Si depuis les années 80 Bernard Lallemand s’est fait connaître en tant qu’opérateur de dispositifs, les dix premières années de son travail semblent produire une recherche fondamentale qui se donne d’abord pour objet de tester des mécanismes physiques généraux, de rassembler pour les matérialiser des énergies à l’œuvre dans le monde. L’ensemble de son œuvre récompensée par le prix Opline 2011 questionne notre humanité.
La plupart de ces dispositifs le rattachent à un courant assez minimaliste de la sculpture très contemporaine. Les titres de ses œuvres le montrent cependant attaché à interroger des forces vitales d’où des titres comme Envol (1987), Pression ou Prolifération (1992).

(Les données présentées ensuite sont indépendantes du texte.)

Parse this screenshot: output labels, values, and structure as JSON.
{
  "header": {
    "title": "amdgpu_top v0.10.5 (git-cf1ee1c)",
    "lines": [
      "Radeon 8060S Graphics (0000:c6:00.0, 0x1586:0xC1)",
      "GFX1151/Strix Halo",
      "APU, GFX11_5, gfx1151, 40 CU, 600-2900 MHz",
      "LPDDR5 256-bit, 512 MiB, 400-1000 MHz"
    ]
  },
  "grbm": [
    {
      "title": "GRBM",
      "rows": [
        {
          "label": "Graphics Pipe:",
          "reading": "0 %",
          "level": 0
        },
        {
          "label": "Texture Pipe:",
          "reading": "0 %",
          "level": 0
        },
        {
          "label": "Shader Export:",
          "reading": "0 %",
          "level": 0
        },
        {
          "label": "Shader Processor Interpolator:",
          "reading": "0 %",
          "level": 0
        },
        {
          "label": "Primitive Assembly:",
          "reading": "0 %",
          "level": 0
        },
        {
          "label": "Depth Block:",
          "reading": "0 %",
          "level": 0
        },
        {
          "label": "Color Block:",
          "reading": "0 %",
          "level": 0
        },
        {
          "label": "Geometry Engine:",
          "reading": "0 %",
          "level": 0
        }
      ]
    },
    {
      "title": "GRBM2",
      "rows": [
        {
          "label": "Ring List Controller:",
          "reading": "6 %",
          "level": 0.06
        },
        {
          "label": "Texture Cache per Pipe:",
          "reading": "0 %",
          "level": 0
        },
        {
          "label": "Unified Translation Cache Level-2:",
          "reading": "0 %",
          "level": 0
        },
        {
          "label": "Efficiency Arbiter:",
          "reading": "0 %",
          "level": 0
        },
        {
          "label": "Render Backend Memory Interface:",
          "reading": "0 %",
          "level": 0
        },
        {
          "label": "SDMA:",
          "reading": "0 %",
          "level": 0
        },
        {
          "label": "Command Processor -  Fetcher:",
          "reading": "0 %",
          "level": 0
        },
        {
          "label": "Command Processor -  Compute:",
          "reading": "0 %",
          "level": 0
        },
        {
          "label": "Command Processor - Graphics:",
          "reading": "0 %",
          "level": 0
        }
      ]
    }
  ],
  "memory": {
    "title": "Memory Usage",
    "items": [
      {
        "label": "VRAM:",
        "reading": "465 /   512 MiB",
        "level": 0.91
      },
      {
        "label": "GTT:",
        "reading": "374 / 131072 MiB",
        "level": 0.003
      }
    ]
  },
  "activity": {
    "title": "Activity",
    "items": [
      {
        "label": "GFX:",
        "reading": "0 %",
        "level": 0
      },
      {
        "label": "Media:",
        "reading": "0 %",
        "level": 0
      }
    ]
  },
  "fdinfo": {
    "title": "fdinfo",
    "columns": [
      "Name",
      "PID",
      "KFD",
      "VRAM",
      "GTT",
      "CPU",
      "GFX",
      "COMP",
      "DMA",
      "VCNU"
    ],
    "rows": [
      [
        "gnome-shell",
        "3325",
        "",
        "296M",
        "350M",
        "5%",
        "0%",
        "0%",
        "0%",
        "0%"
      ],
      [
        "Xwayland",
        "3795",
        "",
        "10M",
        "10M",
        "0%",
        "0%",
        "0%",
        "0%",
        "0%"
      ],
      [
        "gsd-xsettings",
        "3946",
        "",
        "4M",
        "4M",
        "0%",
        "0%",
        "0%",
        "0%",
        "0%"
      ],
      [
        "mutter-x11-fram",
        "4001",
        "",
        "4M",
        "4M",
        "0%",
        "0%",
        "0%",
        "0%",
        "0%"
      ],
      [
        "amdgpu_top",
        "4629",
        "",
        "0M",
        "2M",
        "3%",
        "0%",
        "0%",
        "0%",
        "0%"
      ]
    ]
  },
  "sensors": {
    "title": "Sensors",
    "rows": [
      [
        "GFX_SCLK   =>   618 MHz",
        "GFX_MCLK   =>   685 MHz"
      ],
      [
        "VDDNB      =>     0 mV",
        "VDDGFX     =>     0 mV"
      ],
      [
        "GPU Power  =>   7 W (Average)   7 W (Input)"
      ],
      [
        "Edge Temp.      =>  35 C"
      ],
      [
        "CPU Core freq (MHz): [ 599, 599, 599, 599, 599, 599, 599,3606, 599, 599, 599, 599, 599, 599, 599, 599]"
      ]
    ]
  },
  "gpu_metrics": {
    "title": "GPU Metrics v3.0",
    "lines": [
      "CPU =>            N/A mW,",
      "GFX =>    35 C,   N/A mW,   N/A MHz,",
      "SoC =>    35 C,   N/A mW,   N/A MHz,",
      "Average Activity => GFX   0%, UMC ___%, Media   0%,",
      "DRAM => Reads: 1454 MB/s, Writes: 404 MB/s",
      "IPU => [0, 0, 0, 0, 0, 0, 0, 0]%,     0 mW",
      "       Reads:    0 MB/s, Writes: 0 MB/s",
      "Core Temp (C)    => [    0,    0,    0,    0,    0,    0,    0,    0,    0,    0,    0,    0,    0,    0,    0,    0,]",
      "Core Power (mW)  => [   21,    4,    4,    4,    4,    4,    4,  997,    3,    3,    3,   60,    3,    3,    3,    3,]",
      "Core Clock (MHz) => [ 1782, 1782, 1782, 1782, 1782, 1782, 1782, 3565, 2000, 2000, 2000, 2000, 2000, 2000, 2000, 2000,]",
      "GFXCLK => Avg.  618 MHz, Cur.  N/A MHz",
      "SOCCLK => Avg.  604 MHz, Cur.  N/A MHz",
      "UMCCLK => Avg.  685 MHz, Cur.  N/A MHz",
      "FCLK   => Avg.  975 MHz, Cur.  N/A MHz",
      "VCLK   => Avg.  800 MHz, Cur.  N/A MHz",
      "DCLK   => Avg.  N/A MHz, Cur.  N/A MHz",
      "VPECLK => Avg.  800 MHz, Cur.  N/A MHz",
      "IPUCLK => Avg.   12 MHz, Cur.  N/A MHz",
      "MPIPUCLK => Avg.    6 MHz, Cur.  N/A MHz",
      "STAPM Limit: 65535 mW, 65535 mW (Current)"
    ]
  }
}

Cette décennie 90 voit son œuvre s’orienter vers des systèmes toujours simples mais plus liés à des préoccupations humaines, en témoignent des pièces comme Sixième sens (1991) Désir ou Androgyne (1992). La mécanique s’approche des processus corporels et des dispositifs encore abstraits, datés de 1996, comme Apnée et lacrima , Amnios ou Placenta mettent en gestation, comme il le revendique, le grand cycle d’Une vie de rêve qui le range aux côtés d’autres créateurs du bio-art. Sa recherche a trouvé son champ d’application le devenir sensible de l’humain.
Les questions des fluides corporels, de nouvelles formes de sexualité et de reproduction humaines, sont posées toujours grâce à la médiation de dispositifs, mais ceux ci sont liés à des mannequins humanoïdes souvent équipés de prothèses. Sur le modèle urbain réapproprié une nouvelle cartographie corticale est dessinée en complément à ces innovations potentielles.
La question du deuil apparaît comme conséquence logique de ces interrogations sur la fragilité humaine et ses possibles remèdes bio-technologiques. Cette préoccupation trouve différentes applications selon les media auxquels l’artiste se consacre. Le film Posthume 1 tourné au téléphone portable regroupe des images du monde comme catastrophe entrecoupées de courtes séquences de films importants de l’histoire du cinéma moderne, de Murnau à Godard.
L’auteur passe ensuite à un autre type d’implication où il se met plus directement en jeu. Dans L’ange échu en 2010 le corps de l’artiste fait masse au sol et son caractère céleste est contredit par le sombre contexte où il réside. Symbole de la condition humaine. Une vidéo très clinique La toilette nous confronte à cette cérémonie funéraire où il met en scène les soins apportés à son cadavre. En revenant d’une identité de l’espèce humaine fantasmée dans ses possibles bioniques à une condition de mortel qui s’accepte il nous donne leçon d’art et de vie.